San Domenico School recently caused controversy with their decision to take down a number of religious statues on campus. Located in San Anselmo, San Domenico is a K-12 private school with an international boarding program for students in grades 9-12.
The statue of Saint Dominic, the school’s father figure, sits at the front of the 515-acre campus, welcoming students. The statue was placed at the San Anselmo school location in 1962, when the school opened, alongside many other saints and Catholic icons. The most glorified statue, a figure of Virgin Mary and Baby Jesus, was also taken down.
“In middle school and elementary [school] we would place flowers on the statue during an annual ceremony, so it was a big deal that certain statue moved because it was the main statue for our school and represented Mary and Baby Jesus,” said junior Kelsey Peltz, who transferred to Redwood this year.
According to Peltz, the school has gradually changed their teachings, removing second grade First Reconciliation and First Communion. However, critics of the altered curriculum argue that the changes which are making the school more independent take away from the original rooting of the school.
Peltz explained the evolving curriculum further.
“We didn’t really learn about Christianity so I don’t know why it was called a Catholic school. We studied different religions such as Buddhism and Hinduism at school and there wasn’t a strong Catholic pressure,” Peltz said.
With 660 students, San Domenico is ranked the 25th K-12 school in California, according to Niche Rankings.
“I was one of the only Jewish kids, so they used me as their token Jew. Most people were Christian or semi-Christian and there was a few people who were strongly religious, but other than that it was like any other school and there wasn’t too much religious influence,” Peltz said.
Head of School Cecily Stock said that her goal is to make it apparent that San Domenico is not only Catholic-based and welcomes students of all religions, according to the Marin Independent Journal.

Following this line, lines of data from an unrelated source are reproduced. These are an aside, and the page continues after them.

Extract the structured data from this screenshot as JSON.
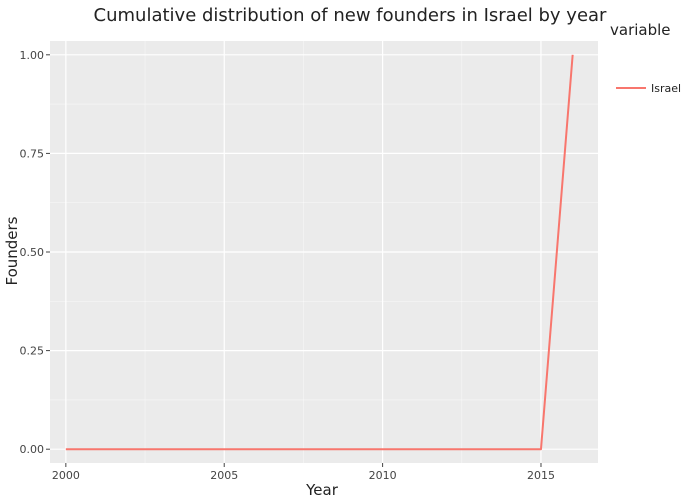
{
  "chart_data": {
    "type": "line",
    "title": "Cumulative distribution of new founders in Israel by year",
    "xlabel": "Year",
    "ylabel": "Founders",
    "xlim": [
      1999.5,
      2016.8
    ],
    "ylim": [
      -0.035,
      1.035
    ],
    "x_ticks": [
      2000,
      2005,
      2010,
      2015
    ],
    "x_tick_labels": [
      "2000",
      "2005",
      "2010",
      "2015"
    ],
    "y_ticks": [
      0,
      0.25,
      0.5,
      0.75,
      1
    ],
    "y_tick_labels": [
      "0.00",
      "0.25",
      "0.50",
      "0.75",
      "1.00"
    ],
    "grid": true,
    "legend": {
      "title": "variable",
      "position": "right"
    },
    "series": [
      {
        "name": "Israel",
        "color": "#f8766d",
        "x": [
          2000,
          2001,
          2002,
          2003,
          2004,
          2005,
          2006,
          2007,
          2008,
          2009,
          2010,
          2011,
          2012,
          2013,
          2014,
          2015,
          2016
        ],
        "y": [
          0,
          0,
          0,
          0,
          0,
          0,
          0,
          0,
          0,
          0,
          0,
          0,
          0,
          0,
          0,
          0,
          1
        ]
      }
    ],
    "colors": {
      "panel_bg": "#ebebeb",
      "grid": "#ffffff"
    }
  }
}
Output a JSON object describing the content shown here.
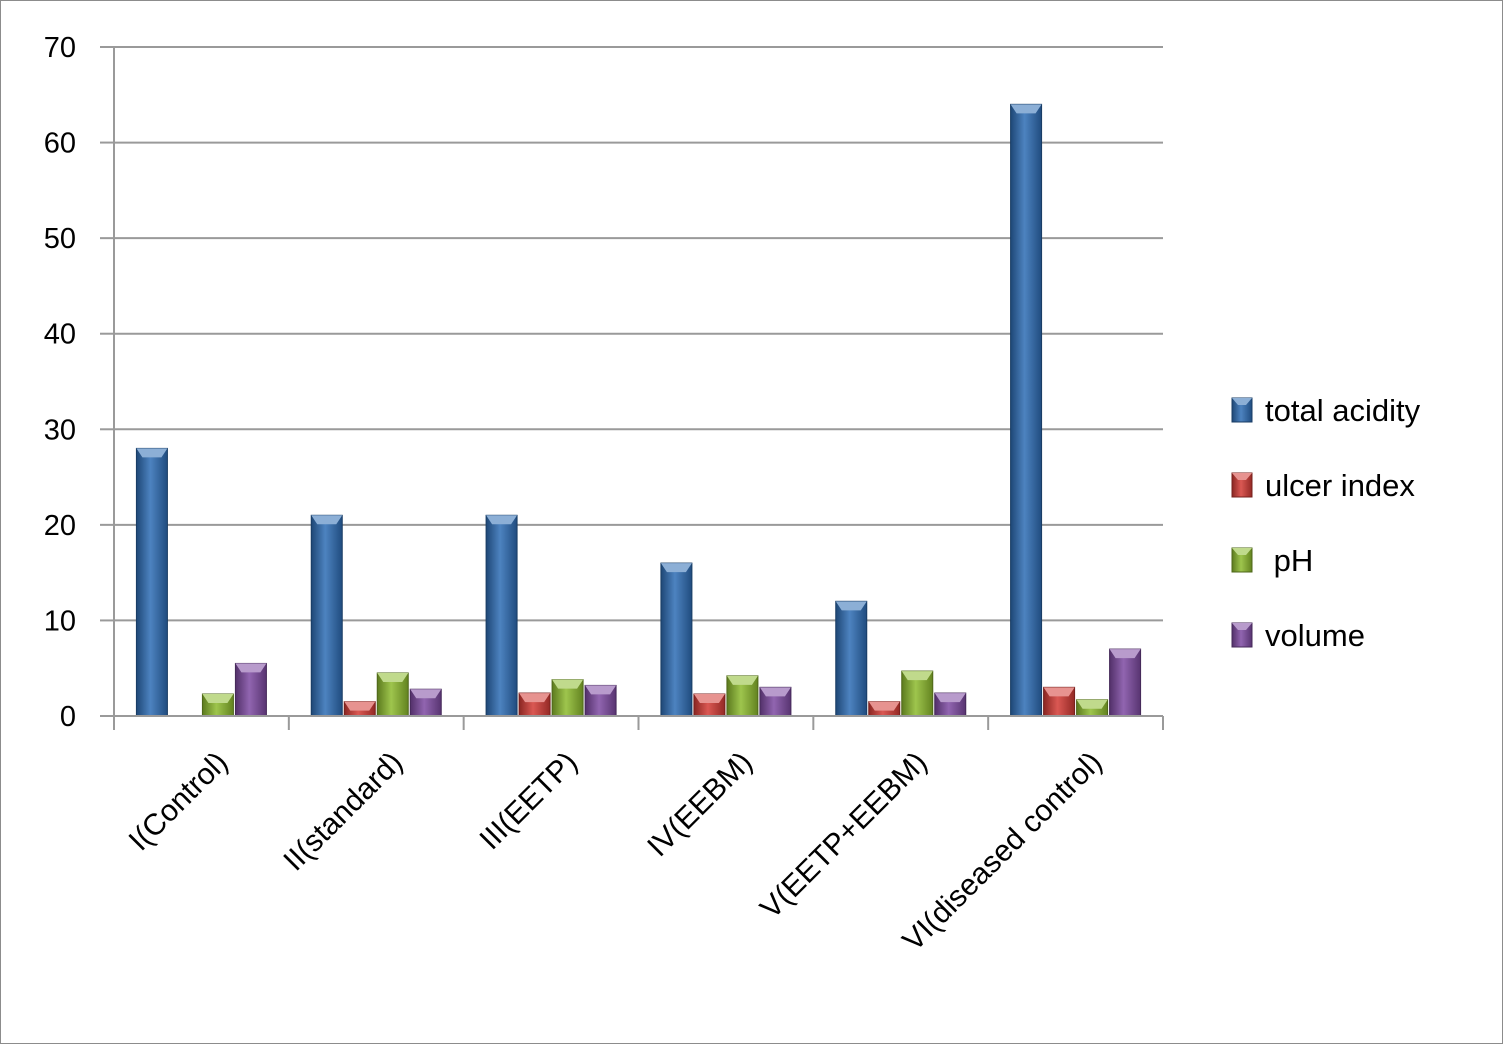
{
  "chart_data": {
    "type": "bar",
    "title": "",
    "xlabel": "",
    "ylabel": "",
    "ylim": [
      0,
      70
    ],
    "yticks": [
      0,
      10,
      20,
      30,
      40,
      50,
      60,
      70
    ],
    "grid": true,
    "legend_position": "right",
    "categories": [
      "I(Control)",
      "II(standard)",
      "III(EETP)",
      "IV(EEBM)",
      "V(EETP+EEBM)",
      "VI(diseased control)"
    ],
    "series": [
      {
        "name": "total acidity",
        "color": "#2e6db5",
        "values": [
          28,
          21,
          21,
          16,
          12,
          64
        ]
      },
      {
        "name": "ulcer index",
        "color": "#d43a35",
        "values": [
          0,
          1.5,
          2.4,
          2.3,
          1.5,
          3.0
        ]
      },
      {
        "name": " pH",
        "color": "#8dbb2e",
        "values": [
          2.3,
          4.5,
          3.8,
          4.2,
          4.7,
          1.7
        ]
      },
      {
        "name": "volume",
        "color": "#7e4aa2",
        "values": [
          5.5,
          2.8,
          3.2,
          3.0,
          2.4,
          7.0
        ]
      }
    ]
  }
}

“They try not to force any beliefs upon you; it being a Catholic school does not affect your personal beliefs,” said junior Julian Haggard, who previously went to Saint Patrick’s, a private Catholic school.
According to Amy Skewes-Cox, a member of the San Domenico’s board of trustees, 80 percent of San Domenico families do not identify as Catholic. Skewes-Cox said that the school is open to changing their school academic curriculum to include all regions, according to the Marin Independent Journal.
On the other hand, because the school was founded as a Catholic institution, the religious statues continue to hold deep importance.
“I had one girlfriend who is very Catholic. All over her dorm room are quotes from Jesus and Psalms. I know she was really upset about the situation and was hurt by it. She claimed that she signed up for a Catholic school, and the school isn’t representing the Catholic community,” Peltz said.
Peltz and Haggard though have not been offended by the removal. They claim that especially since neither attend Catholic schools anymore, it didn’t impact them.
“The statues were more of a representation of the church and school you attend,” Haggard said. “So usually when you are at a Catholic school it is a part of the archdiocese, so you have maybe one statue of a historical figure which represents all Catholicism and is more unique to your school and may coordinate with your school name.”